Abstract. The aerosol chemical speciation monitor (ACSM) is
nowadays widely used to identify and quantify the main components of fine
particles in ambient air. As such, its deployment at observatory platforms
is fully incorporated within the European Aerosol, Clouds and Trace Gases
Research Infrastructure (ACTRIS). Regular intercomparisons are organized at
the Aerosol Chemical Monitoring Calibration Center (ACMCC; part of the
European Center for Aerosol Calibration, Paris, France) to ensure the
consistency of the dataset, as well as instrumental performance and
variability. However, in situ quality assurance remains a fundamental aspect
of the instrument's stability. Here, we present and discuss the main outputs
of long-term quality assurance efforts achieved for ACSM measurements at the
research station Melpitz (Germany) since 2012 onwards. In order to validate
the ACSM measurements over the years and to characterize seasonal
variations, nitrate, sulfate, ammonium, organic, and particle mass
concentrations were systematically compared against the collocated
measurements of daily offline high-volume PM1 and PM2.5 filter
samples and particle number size distribution (PNSD) measurements. Mass
closure analysis was made by comparing the total particle mass (PM)

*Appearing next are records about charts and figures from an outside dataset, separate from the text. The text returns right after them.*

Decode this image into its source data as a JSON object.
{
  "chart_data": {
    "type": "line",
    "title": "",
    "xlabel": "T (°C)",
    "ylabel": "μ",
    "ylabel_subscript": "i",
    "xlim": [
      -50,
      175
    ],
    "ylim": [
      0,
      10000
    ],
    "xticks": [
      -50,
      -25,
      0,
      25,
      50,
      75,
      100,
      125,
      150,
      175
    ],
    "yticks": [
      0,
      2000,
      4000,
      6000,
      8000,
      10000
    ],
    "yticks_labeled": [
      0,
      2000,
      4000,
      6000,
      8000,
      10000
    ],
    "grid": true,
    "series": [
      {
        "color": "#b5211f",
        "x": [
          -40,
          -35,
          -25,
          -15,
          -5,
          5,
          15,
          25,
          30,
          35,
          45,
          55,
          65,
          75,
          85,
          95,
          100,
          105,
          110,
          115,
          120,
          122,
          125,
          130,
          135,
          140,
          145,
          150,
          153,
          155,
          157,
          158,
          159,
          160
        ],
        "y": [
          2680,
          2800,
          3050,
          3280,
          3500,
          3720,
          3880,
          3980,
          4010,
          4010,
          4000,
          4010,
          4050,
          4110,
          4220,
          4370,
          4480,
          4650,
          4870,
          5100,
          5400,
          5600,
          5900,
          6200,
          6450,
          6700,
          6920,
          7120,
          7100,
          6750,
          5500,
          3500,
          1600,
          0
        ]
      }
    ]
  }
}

concentration obtained by adding the mass concentration of equivalent black
carbon (eBC) from the multi-angle absorption photometer (MAAP) to the ACSM
chemical composition, to that of PM1 and PM2.5 during filter
weighing, as well as to the derived mass concentration of PNSD. A
combination of PM1 and PM2.5 filter samples helped identifying the
critical importance of the upper size cutoff of the ACSM during such
exercises. The ACSM–MAAP-derived mass concentrations systematically deviated
from the PM1 mass when the mass concentration of the latter represented
less than 60 % of PM2.5, which was linked to the transmission
efficiency of the aerodynamic lenses of the ACSM. The best correlations are
obtained for sulfate (slope =0.96; R2=0.77) and total PM
(slope =1.02; R2=0.90). Although, sulfate did not exhibit
a seasonal dependency, total PM mass concentration revealed a small seasonal
variability linked to the increase in non-water-soluble fractions. The
nitrate suffers from a loss of ammonium nitrate during filter collection,
and the contribution of organo-nitrate compounds to the ACSM nitrate signal
make it difficult to directly compare the two methods. The contribution of
m∕z 44 (f44) to the total organic mass concentration was used to
convert the ACSM organic mass (OM) to organic carbon (OC) by using a similar approach as for the
aerosol mass spectrometer (AMS). The resulting estimated OCACSM was compared with the measured
OCPM1 (slope =0.74; R2=0.77), indicating that the
f44 signal was relatively free of interferences during this period. The
PM2.5 filter samples use for the ACSM data quality might suffer from a
systematic bias due to a size truncation effect as well as to the presence
of chemical species that cannot be detected by the ACSM in coarse mode (e.g.,
sodium nitrate and sodium sulfate). This may lead to a systematic
underestimation of the ACSM particle mass concentration and/or a positive
artifact that artificially decreases the discrepancies between the two
methods. Consequently, ACSM data validation using PM2.5 filters has to
be interpreted with extreme care. The particle mass closure with the PNSD
was satisfying (slope =0.77; R2=0.90 over the entire
period), with a slight overestimation of the mobility particle size
spectrometer (MPSS)-derived mass concentration in winter. This seasonal
variability was related to a change on the PNSD and a larger contribution of
the supermicrometer particles in winter. This long-term analysis between the ACSM and other collocated instruments
confirms the robustness of the ACSM and its suitability for long-term
measurements. Particle mass closure with the PNSD is strongly recommended to
ensure the stability of the ACSM. A near-real-time mass closure procedure
within the entire ACTRIS–ACSM network certainly represents an optimal
quality control and assurance of both warranting the quality assurance of
the ACSM measurements as well as identifying cross-instrumental biases.